Rischia la pena di morte, Rahmatullah Hanefi, il mediatore di Emergency, che su richiesta del governo italiano ha salvato la pelle all’inviato di Repubblica, Daniele Mastrogiacomo, realizzando un controverso scambio con cinque prigionieri talebani. Ieri il Corriere della Sera ha rivelato che l’accusa sarebbe di concorso in omicidio per avere abbandonato al suo destino Adjmal Nashkbandi, l’interprete afghano del giornalista italiano, che doveva venire liberato e invece è stato decapitato. L’organizzazione umanitaria fondata da Gino Strada è insorta accusando il governo Prodi di avere tenuto sul caso «un comportamento inconcepibile e di sostanziale disinteresse».
In serata il ministro degli Esteri Massimo D’Alema ha prontamente alzato la voce con il governo di Kabul sostenendo che se Hanefi fosse condannato a morte, ciò «renderebbe sicuramente assai difficile la cooperazione in materia di giustizia tra Italia e Afghanistan». Il nostro è il Paese guida della comunità internazionale per la riforma del sistema giudiziario afghano.
Quando la grande stampa neppure ipotizzava un ruolo discutibile di Hanefi, Il Giornale era stato il primo a riportare le accuse di collusione con i talebani dei servizi segreti afghani. Amrullah Saleh, il capo dell’Nds, l’intelligence di Kabul, punta il dito contro un colloquio di quindici minuti fra il mediatore di Emergency e i capi talebani sul greto del fiume Helmand, dove è avvenuto lo scambio. I servizi sono convinti che è stato il conciliabolo a far partire Mastrogiacomo verso la libertà, su una colonna di fuoristrada e a condannare il suo interprete a rimanere nelle mani dei tagliagole. Al momento, però, le autorità afghane non hanno fornito alcuna prova la cui concretezza svelerebbe se Hanefi è solo un capro espiatorio, oppure una quinta colonna dei talebani. Fonti del Giornale sostengono che le prove a carico di Hanefi sono un po’ deboli e non è certo che reggerebbero in un’aula di tribunale. Il caso riguarda la sicurezza nazionale e quindi nella prima fase degli interrogatori, che vengono videoregistrati come prova documentale, non è prevista la presenza di un avvocato. In serata dal Lussemburgo, il ministro degli Esteri, Massimo D’Alema, ha confermato: «Per noi è difficile credere ad accuse che tuttora non sono state formalizzate, ma è escluso che posso esserci un procedimento senza assistenza legale». Ovvero un processo vero e proprio senza avvocato.
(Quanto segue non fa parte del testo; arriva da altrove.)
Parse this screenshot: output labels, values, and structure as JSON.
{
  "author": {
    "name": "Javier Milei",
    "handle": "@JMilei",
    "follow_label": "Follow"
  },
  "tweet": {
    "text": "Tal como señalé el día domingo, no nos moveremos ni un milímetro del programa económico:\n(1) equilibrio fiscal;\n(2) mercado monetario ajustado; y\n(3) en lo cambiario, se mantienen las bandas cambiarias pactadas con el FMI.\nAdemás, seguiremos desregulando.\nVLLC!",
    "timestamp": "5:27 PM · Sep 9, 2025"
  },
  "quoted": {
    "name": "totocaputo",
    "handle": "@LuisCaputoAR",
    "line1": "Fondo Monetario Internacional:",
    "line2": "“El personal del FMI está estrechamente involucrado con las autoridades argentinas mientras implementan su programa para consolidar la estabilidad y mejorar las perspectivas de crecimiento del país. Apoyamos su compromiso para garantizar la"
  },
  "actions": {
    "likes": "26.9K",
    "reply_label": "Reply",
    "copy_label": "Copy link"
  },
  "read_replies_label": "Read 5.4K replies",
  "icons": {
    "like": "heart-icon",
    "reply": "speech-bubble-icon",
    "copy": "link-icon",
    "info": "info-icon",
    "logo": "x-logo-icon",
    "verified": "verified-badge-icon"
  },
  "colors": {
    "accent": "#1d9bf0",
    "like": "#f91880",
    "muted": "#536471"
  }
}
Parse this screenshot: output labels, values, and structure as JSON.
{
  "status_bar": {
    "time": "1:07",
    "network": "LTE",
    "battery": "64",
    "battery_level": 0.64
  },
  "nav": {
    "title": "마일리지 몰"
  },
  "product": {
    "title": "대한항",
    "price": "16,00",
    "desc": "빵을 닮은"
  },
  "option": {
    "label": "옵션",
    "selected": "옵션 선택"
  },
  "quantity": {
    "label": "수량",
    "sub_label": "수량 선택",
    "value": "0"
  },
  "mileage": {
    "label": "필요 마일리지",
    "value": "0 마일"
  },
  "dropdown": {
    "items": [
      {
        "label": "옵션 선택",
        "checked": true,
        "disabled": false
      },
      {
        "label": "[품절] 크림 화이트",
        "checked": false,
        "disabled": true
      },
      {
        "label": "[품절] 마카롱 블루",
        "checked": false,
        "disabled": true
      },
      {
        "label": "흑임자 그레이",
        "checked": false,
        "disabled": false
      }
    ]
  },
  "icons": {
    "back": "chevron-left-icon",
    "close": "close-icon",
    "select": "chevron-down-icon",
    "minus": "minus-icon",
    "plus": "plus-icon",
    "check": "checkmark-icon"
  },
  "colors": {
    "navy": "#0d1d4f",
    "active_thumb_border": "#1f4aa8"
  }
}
Il problema è che solitamente i processi per reati così gravi sono sbrigativi e si concludono con la pena di morte. «È una vicenda che per noi presenta molti lati oscuri - ha detto D'Alema -. Per la pena di morte è evidente che l'ipotesi non può essere neppure presa in considerazione e renderebbe sicuramente assai difficile la cooperazione in materia di giustizia fra noi e l'Afghanistan».
I servizi afghani non intendevano bloccare le trattative per la liberazione di Mastrogiacomo e il suo interprete, dopo che l’autista del giornalista di Repubblica, Sayed Agha, era stato sgozzato. Saleh ha confermato al Giornale che l’obiettivo era uno «scambio controllato», ovvero la scelta del momento e del luogo dove consegnare i cinque prigionieri talebani. La mancata consegna di Adjmal avrebbe provocato un’azione di forza o fatto saltare tutto. Invece Emergency ha imposto, tramite il governo italiano, di tenere fuori sia i nostri servizi sia quelli afghani. L’accusa di concorso in omicidio scaturirebbe dal fatto che Hanefi «era complice dei talebani».
«È inconcepibile, di fronte a questo ulteriore elemento di valutazione, che il governo italiano prosegua nel suo sostanziale disinteresse, in considerazione anche del fatto che tutto questo sia relativo a una persona che è accusata per ciò che ha compiuto in attuazione di richieste della presidenza del Consiglio e del ministero degli Esteri», si legge in un duro comunicato di Emergency reso noto ieri dopo la pubblicazione della notizia sul Corriere. Inoltre Carlo Garbagnati, vicepresidente dell’organizzazione umanitaria, lamenta che la richiesta di Emergency al governo, di convocare l'ambasciatore afghano in Italia per chiedere spiegazioni, è rimasta del tutto inascoltata.
L’esecutivo di Prodi intanto è sotto tiro da parte di diversi esponenti della sua maggioranza.